In the early 1800s, New York started legislating emancipation, but it was a slow process that would take over two decades to come for all slaves in the state. Dumont promised he’d give Isabella her freedom on July 4, 1826, but the date came and went, and he refused to let her go.
The tall (six feet) woman was so incensed that Dumont had reneged, she left his household. taking her infant daughter. As she later said, “I did not run off, for I thought that wicked, but I walked off, believing that to be all right.” She was taken in by Isaac and Maria Van Wagenen in New Paltz, but Dumont came after her to claim his ‘property.’ Wan Wagenen bought Isabella’s services from Dumont for $20 and declared her freed in 1827.
Dumont had one more card to play. After the New York Anti-Slavery Law was passed, Dumont illegally sold Isabella’s five-year-old son Peter. Isabella countered by filing a lawsuit to get him back. She was the first black woman to sue a white man in a United States court and win. While living with the Van Wagenen, Isabella she became a fervent Christian. In 1829, she moved to New York city with Peter to work as a housekeeper, first for evangelist preacher Elijah Pierson and then for another preacher, Robert Matthews.
In 1843, with what she believed was her religious obligation to go forth and speak the truth, she changed her name to Sojourner Truth and embarked on a journey to preach the gospel and speak out against slavery and oppression. She became convinced God called on her to leave the city and go into the countryside “testifying the hope that was in her”.
Truth helped recruit black soldiers during the Civil War and worked in Washington, DC, for the National Freedman’s Relief Association, rallying people to donate food, clothes and other supplies to black refugees.
Her activism in the abolitionist movement gained the attention of President Abraham Lincoln, who invited her to the White House in October of 1864. While Truth was in Washington, she put her courage and disdain for segregation on display by riding on whites-only streetcars.

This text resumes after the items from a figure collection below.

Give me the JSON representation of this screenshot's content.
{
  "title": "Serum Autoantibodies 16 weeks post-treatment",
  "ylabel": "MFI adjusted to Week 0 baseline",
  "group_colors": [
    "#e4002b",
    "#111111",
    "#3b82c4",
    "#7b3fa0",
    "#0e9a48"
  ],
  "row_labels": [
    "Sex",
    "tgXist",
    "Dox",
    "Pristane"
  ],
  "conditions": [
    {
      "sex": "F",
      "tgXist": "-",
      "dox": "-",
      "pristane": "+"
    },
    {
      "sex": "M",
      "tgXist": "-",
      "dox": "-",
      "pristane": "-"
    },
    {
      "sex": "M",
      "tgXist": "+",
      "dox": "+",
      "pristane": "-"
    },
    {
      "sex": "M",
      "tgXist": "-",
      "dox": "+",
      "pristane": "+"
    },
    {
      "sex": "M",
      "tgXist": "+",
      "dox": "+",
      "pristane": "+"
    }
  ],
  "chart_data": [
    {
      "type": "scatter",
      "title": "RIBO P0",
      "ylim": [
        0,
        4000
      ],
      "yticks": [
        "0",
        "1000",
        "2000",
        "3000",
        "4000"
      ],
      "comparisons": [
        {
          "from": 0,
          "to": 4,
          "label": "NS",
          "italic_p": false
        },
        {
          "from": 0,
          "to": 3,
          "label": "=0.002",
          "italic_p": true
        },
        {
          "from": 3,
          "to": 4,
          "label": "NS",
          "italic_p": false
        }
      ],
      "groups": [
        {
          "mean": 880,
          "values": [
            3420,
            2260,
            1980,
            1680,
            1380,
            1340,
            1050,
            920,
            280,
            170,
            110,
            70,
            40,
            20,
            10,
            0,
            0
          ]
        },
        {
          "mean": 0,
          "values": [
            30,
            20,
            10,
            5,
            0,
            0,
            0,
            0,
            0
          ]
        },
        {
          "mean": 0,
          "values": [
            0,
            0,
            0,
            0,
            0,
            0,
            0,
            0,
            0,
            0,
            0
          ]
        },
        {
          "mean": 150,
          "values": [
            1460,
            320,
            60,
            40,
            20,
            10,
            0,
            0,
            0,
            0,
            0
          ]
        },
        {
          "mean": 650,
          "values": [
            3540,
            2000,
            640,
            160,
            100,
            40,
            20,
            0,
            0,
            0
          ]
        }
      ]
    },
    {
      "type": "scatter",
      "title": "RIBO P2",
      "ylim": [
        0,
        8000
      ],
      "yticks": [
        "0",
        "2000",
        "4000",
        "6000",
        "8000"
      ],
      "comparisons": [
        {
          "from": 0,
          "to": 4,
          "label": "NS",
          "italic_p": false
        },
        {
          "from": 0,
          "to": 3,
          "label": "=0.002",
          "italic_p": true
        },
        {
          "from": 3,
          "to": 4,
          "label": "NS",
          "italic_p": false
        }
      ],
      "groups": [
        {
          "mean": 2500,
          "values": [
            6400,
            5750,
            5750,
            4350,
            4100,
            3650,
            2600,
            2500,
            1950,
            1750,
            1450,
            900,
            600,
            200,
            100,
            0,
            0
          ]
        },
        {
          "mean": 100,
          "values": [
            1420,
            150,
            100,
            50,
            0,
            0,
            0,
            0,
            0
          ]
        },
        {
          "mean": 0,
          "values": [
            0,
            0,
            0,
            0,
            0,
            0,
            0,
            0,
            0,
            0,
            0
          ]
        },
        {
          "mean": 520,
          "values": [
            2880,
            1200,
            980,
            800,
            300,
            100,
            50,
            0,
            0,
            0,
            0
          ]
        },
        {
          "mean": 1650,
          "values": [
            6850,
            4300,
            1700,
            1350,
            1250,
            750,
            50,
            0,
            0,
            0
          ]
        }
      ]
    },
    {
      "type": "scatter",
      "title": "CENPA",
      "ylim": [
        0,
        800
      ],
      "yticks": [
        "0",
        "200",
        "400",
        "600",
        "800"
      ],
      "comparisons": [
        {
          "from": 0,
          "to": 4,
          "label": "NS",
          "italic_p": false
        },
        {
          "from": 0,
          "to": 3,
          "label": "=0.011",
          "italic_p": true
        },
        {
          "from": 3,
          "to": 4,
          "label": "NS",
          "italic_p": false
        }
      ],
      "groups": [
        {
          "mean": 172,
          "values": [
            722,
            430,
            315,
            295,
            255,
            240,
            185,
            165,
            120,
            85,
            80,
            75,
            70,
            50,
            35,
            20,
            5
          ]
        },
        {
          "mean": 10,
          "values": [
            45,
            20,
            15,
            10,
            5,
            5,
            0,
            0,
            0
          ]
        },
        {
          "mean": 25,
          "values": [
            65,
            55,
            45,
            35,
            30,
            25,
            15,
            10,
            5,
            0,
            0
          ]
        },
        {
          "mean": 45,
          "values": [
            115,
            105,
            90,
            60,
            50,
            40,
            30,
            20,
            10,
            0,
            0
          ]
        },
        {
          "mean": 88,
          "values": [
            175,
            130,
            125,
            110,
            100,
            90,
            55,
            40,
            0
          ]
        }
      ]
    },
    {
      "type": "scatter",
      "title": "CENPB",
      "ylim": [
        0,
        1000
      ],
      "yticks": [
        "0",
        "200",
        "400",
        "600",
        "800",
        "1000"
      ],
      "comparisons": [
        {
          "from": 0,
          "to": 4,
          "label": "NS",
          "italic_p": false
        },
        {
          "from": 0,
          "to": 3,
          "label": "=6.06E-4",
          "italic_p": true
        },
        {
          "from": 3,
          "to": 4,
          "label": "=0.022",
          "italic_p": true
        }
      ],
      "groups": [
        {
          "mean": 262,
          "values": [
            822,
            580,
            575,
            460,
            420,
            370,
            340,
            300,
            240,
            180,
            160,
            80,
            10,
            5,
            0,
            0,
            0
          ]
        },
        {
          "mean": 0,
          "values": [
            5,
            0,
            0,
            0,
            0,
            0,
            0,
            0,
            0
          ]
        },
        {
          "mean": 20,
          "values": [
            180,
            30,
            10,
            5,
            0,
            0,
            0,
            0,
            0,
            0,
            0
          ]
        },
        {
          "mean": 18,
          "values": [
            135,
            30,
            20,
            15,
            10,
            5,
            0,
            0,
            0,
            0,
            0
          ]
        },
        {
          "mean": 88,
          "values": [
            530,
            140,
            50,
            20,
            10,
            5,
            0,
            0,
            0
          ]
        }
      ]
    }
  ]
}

When the Civil War ended, she tried to find jobs for freed blacks weighed down with poverty.
In 1867, Truth moved to Battle Creek, Michigan, where some of her daughters lived. She continued to speak out against discrimination and in favor of woman’s suffrage. She was especially concerned that some civil rights leaders such as Frederick Douglass felt equal rights for black men took precedence over those of black women.
Sojourner Truth died at home on November 26, 1883, leaving behind a legacy of courage, faith and fighting for civil rights. She gifted future generations with her autobiography, The Narrative of Sojourner Truth, which she dictated in 1850 to Olive Gilbert since she never learned to read or write.
Truth’s life is perhaps best summed up by her own words: “Children, who made your skin white? Was it not God? Who made mine black? Was it not the same God? Am I to blame, therefore, because my skin is black? …. Does not God love colored children as well as white children? And did not the same Savior die to save the one as well as the other?”
Clearly these words resonated through the next centuries, taken to heart by Martin Luther King.